RICHFORD, Vermont — On Sunday evening, Colette Aubin-Roy noticed two new notes had appeared on the painted drywall panel beside the original cork board. She found a pushpin, wrote out a small header card in both languages — Suite / Continued — and pinned it to the wall near the periodicals shelf.

That was, she said Monday morning, about the size of it.

"It wasn't really a decision so much as it was obvious," Aubin-Roy said, standing near the board before the library opened for the week. "There was more wall. The notes needed somewhere to go."

The Richford Public Library's community board has been accumulating in layers over recent weeks, beginning on the original cork panel before spilling onto an adjacent section of drywall as responses — many of them bilingual, woven into a loose call-and-response across English and French — continued to arrive. As of Monday, three surfaces run along the better part of the library's north wall: the original cork panel, the painted drywall overflow, and the new periodicals-adjacent section Aubin-Roy marked Sunday. The archive is handwritten throughout and none of it formally labeled, except for her small penciled card at the edge of the newest section.
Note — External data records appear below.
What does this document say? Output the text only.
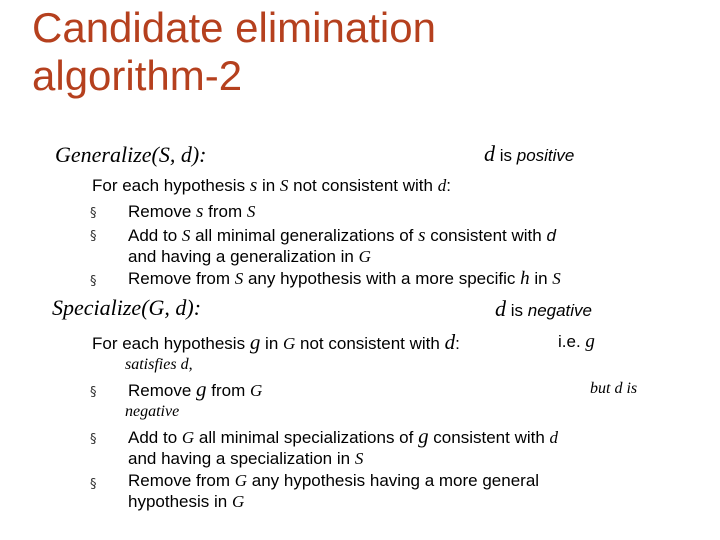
Candidate elimination
algorithm-2
Generalize(S, d):	d is positive
For each hypothesis s in S not consistent with d:
§ Remove s from S
§ Add to S all minimal generalizations of s consistent with d
and having a generalization in G
§ Remove from S any hypothesis with a more specific h in S
Specialize(G, d):	d is negative
For each hypothesis g in G not consistent with d:	i.e. g
satisfies d,
§ Remove g from G	but d is
negative
§ Add to G all minimal specializations of g consistent with d
and having a specialization in S
§ Remove from G any hypothesis having a more general
hypothesis in G
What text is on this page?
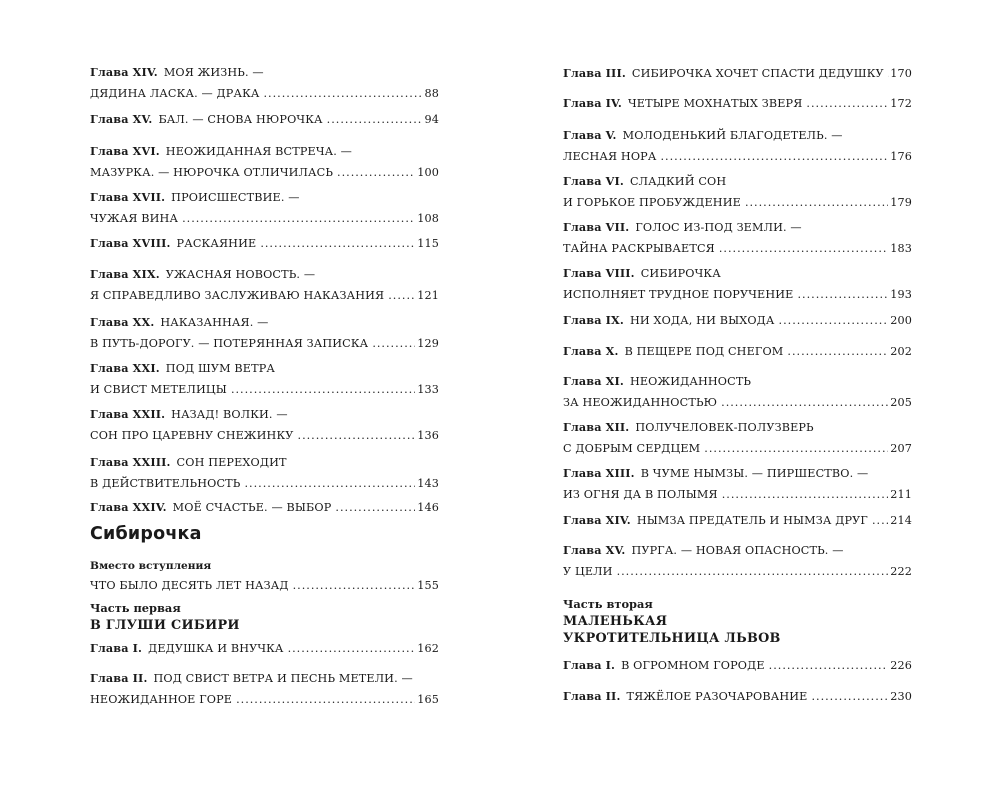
Глава XIV. МОЯ ЖИЗНЬ. —
ДЯДИНА ЛАСКА. — ДРАКА .....	88
Глава XV. БАЛ. — СНОВА НЮРОЧКА .....	94
Глава XVI. НЕОЖИДАННАЯ ВСТРЕЧА. —
МАЗУРКА. — НЮРОЧКА ОТЛИЧИЛАСЬ .....	100
Глава XVII. ПРОИСШЕСТВИЕ. —
ЧУЖАЯ ВИНА .....	108
Глава XVIII. РАСКАЯНИЕ .....	115
Глава XIX. УЖАСНАЯ НОВОСТЬ. —
Я СПРАВЕДЛИВО ЗАСЛУЖИВАЮ НАКАЗАНИЯ .....	121
Глава XX. НАКАЗАННАЯ. —
В ПУТЬ-ДОРОГУ. — ПОТЕРЯННАЯ ЗАПИСКА .....	129
Глава XXI. ПОД ШУМ ВЕТРА
И СВИСТ МЕТЕЛИЦЫ .....	133
Глава XXII. НАЗАД! ВОЛКИ. —
СОН ПРО ЦАРЕВНУ СНЕЖИНКУ .....	136
Глава XXIII. СОН ПЕРЕХОДИТ
В ДЕЙСТВИТЕЛЬНОСТЬ .....	143
Глава XXIV. МОЁ СЧАСТЬЕ. — ВЫБОР .....	146
Сибирочка
Вместо вступления
ЧТО БЫЛО ДЕСЯТЬ ЛЕТ НАЗАД .....	155
Часть первая
В ГЛУШИ СИБИРИ
Глава I. ДЕДУШКА И ВНУЧКА .....	162
Глава II. ПОД СВИСТ ВЕТРА И ПЕСНЬ МЕТЕЛИ. —
НЕОЖИДАННОЕ ГОРЕ .....	165
Глава III. СИБИРОЧКА ХОЧЕТ СПАСТИ ДЕДУШКУ ..... 170
Глава IV. ЧЕТЫРЕ МОХНАТЫХ ЗВЕРЯ .....	172
Глава V. МОЛОДЕНЬКИЙ БЛАГОДЕТЕЛЬ. —
ЛЕСНАЯ НОРА .....	176
Глава VI. СЛАДКИЙ СОН
И ГОРЬКОЕ ПРОБУЖДЕНИЕ .....	179
Глава VII. ГОЛОС ИЗ-ПОД ЗЕМЛИ. —
ТАЙНА РАСКРЫВАЕТСЯ .....	183
Глава VIII. СИБИРОЧКА
ИСПОЛНЯЕТ ТРУДНОЕ ПОРУЧЕНИЕ .....	193
Глава IX. НИ ХОДА, НИ ВЫХОДА .....	200
Глава X. В ПЕЩЕРЕ ПОД СНЕГОМ .....	202
Глава XI. НЕОЖИДАННОСТЬ
ЗА НЕОЖИДАННОСТЬЮ .....	205
Глава XII. ПОЛУЧЕЛОВЕК-ПОЛУЗВЕРЬ
С ДОБРЫМ СЕРДЦЕМ .....	207
Глава XIII. В ЧУМЕ НЫМЗЫ. — ПИРШЕСТВО. —
ИЗ ОГНЯ ДА В ПОЛЫМЯ .....	211
Глава XIV. НЫМЗА ПРЕДАТЕЛЬ И НЫМЗА ДРУГ ..... 214
Глава XV. ПУРГА. — НОВАЯ ОПАСНОСТЬ. —
У ЦЕЛИ .....	222
Часть вторая
МАЛЕНЬКАЯ
УКРОТИТЕЛЬНИЦА ЛЬВОВ
Глава I. В ОГРОМНОМ ГОРОДЕ .....	226
Глава II. ТЯЖЁЛОЕ РАЗОЧАРОВАНИЕ .....	230
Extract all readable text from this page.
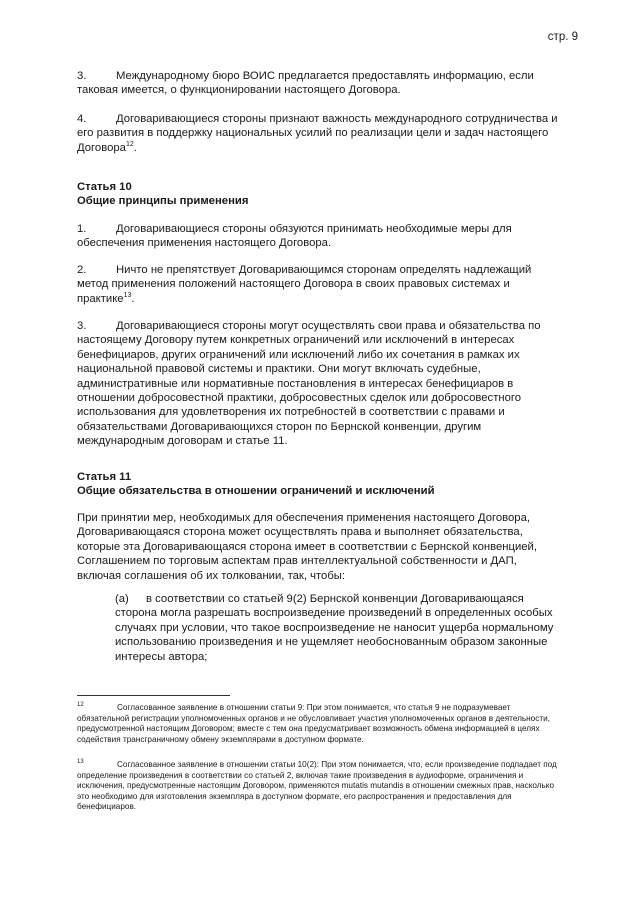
стр. 9

3.	Международному бюро ВОИС предлагается предоставлять информацию, если таковая имеется, о функционировании настоящего Договора.

4.	Договаривающиеся стороны признают важность международного сотрудничества и его развития в поддержку национальных усилий по реализации цели и задач настоящего Договора$^{12}$.

Статья 10
Общие принципы применения

1.	Договаривающиеся стороны обязуются принимать необходимые меры для обеспечения применения настоящего Договора.

2.	Ничто не препятствует Договаривающимся сторонам определять надлежащий метод применения положений настоящего Договора в своих правовых системах и практике$^{13}$.

3.	Договаривающиеся стороны могут осуществлять свои права и обязательства по настоящему Договору путем конкретных ограничений или исключений в интересах бенефициаров, других ограничений или исключений либо их сочетания в рамках их национальной правовой системы и практики. Они могут включать судебные, административные или нормативные постановления в интересах бенефициаров в отношении добросовестной практики, добросовестных сделок или добросовестного использования для удовлетворения их потребностей в соответствии с правами и обязательствами Договаривающихся сторон по Бернской конвенции, другим международным договорам и статье 11.

Статья 11
Общие обязательства в отношении ограничений и исключений

При принятии мер, необходимых для обеспечения применения настоящего Договора, Договаривающаяся сторона может осуществлять права и выполняет обязательства, которые эта Договаривающаяся сторона имеет в соответствии с Бернской конвенцией, Соглашением по торговым аспектам прав интеллектуальной собственности и ДАП, включая соглашения об их толковании, так, чтобы:

(a) в соответствии со статьей 9(2) Бернской конвенции Договаривающаяся сторона могла разрешать воспроизведение произведений в определенных особых случаях при условии, что такое воспроизведение не наносит ущерба нормальному использованию произведения и не ущемляет необоснованным образом законные интересы автора;

$^{12}$	Согласованное заявление в отношении статьи 9: При этом понимается, что статья 9 не подразумевает обязательной регистрации уполномоченных органов и не обусловливает участия уполномоченных органов в деятельности, предусмотренной настоящим Договором; вместе с тем она предусматривает возможность обмена информацией в целях содействия трансграничному обмену экземплярами в доступном формате.
$^{13}$	Согласованное заявление в отношении статьи 10(2): При этом понимается, что, если произведение подпадает под определение произведения в соответствии со статьей 2, включая такие произведения в аудиоформе, ограничения и исключения, предусмотренные настоящим Договором, применяются mutatis mutandis в отношении смежных прав, насколько это необходимо для изготовления экземпляра в доступном формате, его распространения и предоставления для бенефициаров.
Aubin-Roy described her thinking as practical rather than curatorial. She was not, she said, trying to make anything of it.

"I just didn't want someone to see the overflow section getting crowded and think it was done," she said. "It didn't feel done."

Asked whether she had informed library administration or the principality's cultural services office, she paused. "Not yet," she said. "I'm not sure I need to. I haven't decided."